Heading into Monday’s “Spring Forward” event, most had expected the Apple Watch to be the star of the show. We were wrong. Instead, it was the new MacBook that generated most of the chatter after the event.
The MacBook Air was long expected to get the Retina display treatment. Instead, Apple introduced a brand new MacBook that just so happens to come with a Retina display. And a gold finish. And its own Web page.
The new MacBook, as opposed to the MacBook Air, which remains with improved specs, weighs just 2.03 pounds and can go an entire day without needing a charge. It also features the new USB-C port, which supports charging, USB 3.1 Gen 1, Native DisplayPort 1.2 video output, VGA output, and HDMI video output.
Did I mention the gold finish?
I really love the MacBook’s look and am thrilled that the MacBook name has returned. It was very strange to have a MacBook Pro and MacBook Air, but no MacBook. Still, should you buy a MacBook, as opposed to those other two models?
That depends. And thanks to Apple’s pricing for all three models, zeroing in on the differences in order to make an informed choice isn’t an easy one.
One way to compare Mac notebooks is to see what you can get for $1,299, which is the price for the entry-level MacBook.

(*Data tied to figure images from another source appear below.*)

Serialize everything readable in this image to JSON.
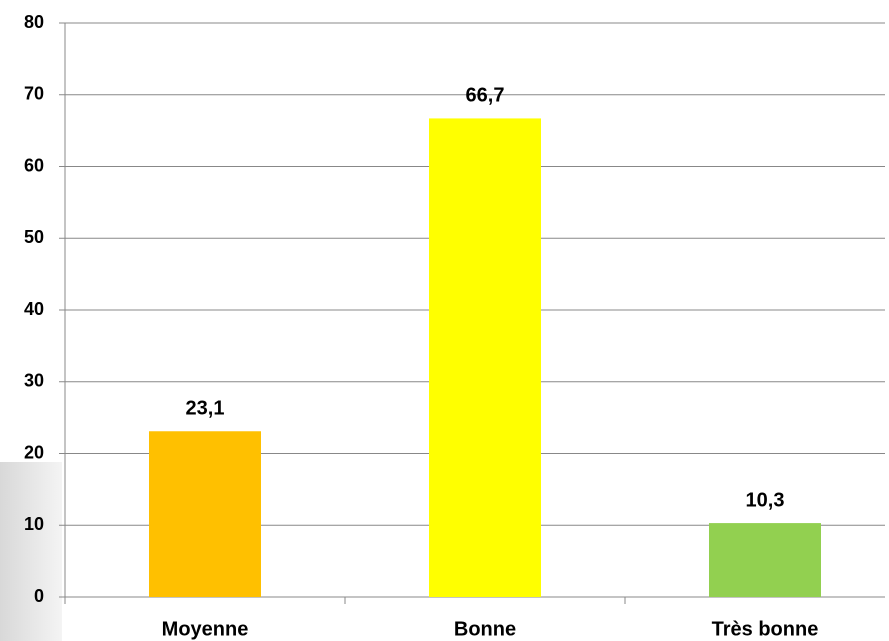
{
  "chart_data": {
    "type": "bar",
    "categories": [
      "Moyenne",
      "Bonne",
      "Très bonne"
    ],
    "values": [
      23.1,
      66.7,
      10.3
    ],
    "value_labels": [
      "23,1",
      "66,7",
      "10,3"
    ],
    "colors": [
      "#ffc000",
      "#ffff00",
      "#92d050"
    ],
    "ylim": [
      0,
      80
    ],
    "yticks": [
      0,
      10,
      20,
      30,
      40,
      50,
      60,
      70,
      80
    ],
    "grid": true
  }
}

For this, you would receive:
- MacBook: 12-inch Retina display (2,304 by 1,400 pixels), 256GB PCIe-based onboard Flash storage, 8GB memory, and a 1.1Ghz dual-core Core M processor. Weight: 2.03 pounds.
- MacBook Air: 13-inch non-Retina display (1,440 by 900 pixels), 256GB PCIe-based onboard Flash storage, 8GB memory (upgraded from 4GB), and a 1.6GHz dual-core Intel Core i5 processor. Weight: 2.96 pounds.
- MacBook Pro: 13-inch Retina display (2,560 by 1,600 pixels), 128GB PCIe-based onboard Flash storage, 8GB memory, and a 2.7Ghz dual-core Intel Core i5 processor. Weight: 3.48 pounds. Note: to get 256GB in Flash storage on a MacBook Pro, you’d need to pay an additional $200.
The tradeoff, based on these findings, comes down to the processor, Flash storage, and display (pixels and size).
The Core M is the newest Intel processor. It is smaller and uses less energy than both the Intel i5 and Intel i7 (found on more expensive MacBook Pro models). More importantly, no fan is required to cool the computer.
In terms of Flash storage, it’s a wash between the MacBook and MacBook Air for the same amount of money. You’ll need to pay more to bump up the storage on the MacBook Pro.
When it comes to the display, you need to decide whether pixels are more important that screen size. With a MacBook Pro, it’s a win-win. You’ll get a larger and better display. With the MacBook Air, the display is larger, but the pixel density is much less.
Personally, I’d choose the MacBook over the MacBook Air, for the reasons stated above. It also is the only MacBook to feature a new keyboard design and a trackpad with Force Touch. And the MacBook design is where Apple is going with the company’s entire notebook lineup.
If you really want a larger screen than the MacBook can offer, bump up to the MacBook Pro. From a pixel perspective, it beats the MacBook and MacBook Air.
We hope to get our hands on a new MacBook in the coming weeks. When we do, we’ll let you know what we think.
In the meantime, Apple has posted a very good Mac notebook comparison guide. Be sure to take a look before making a purchase.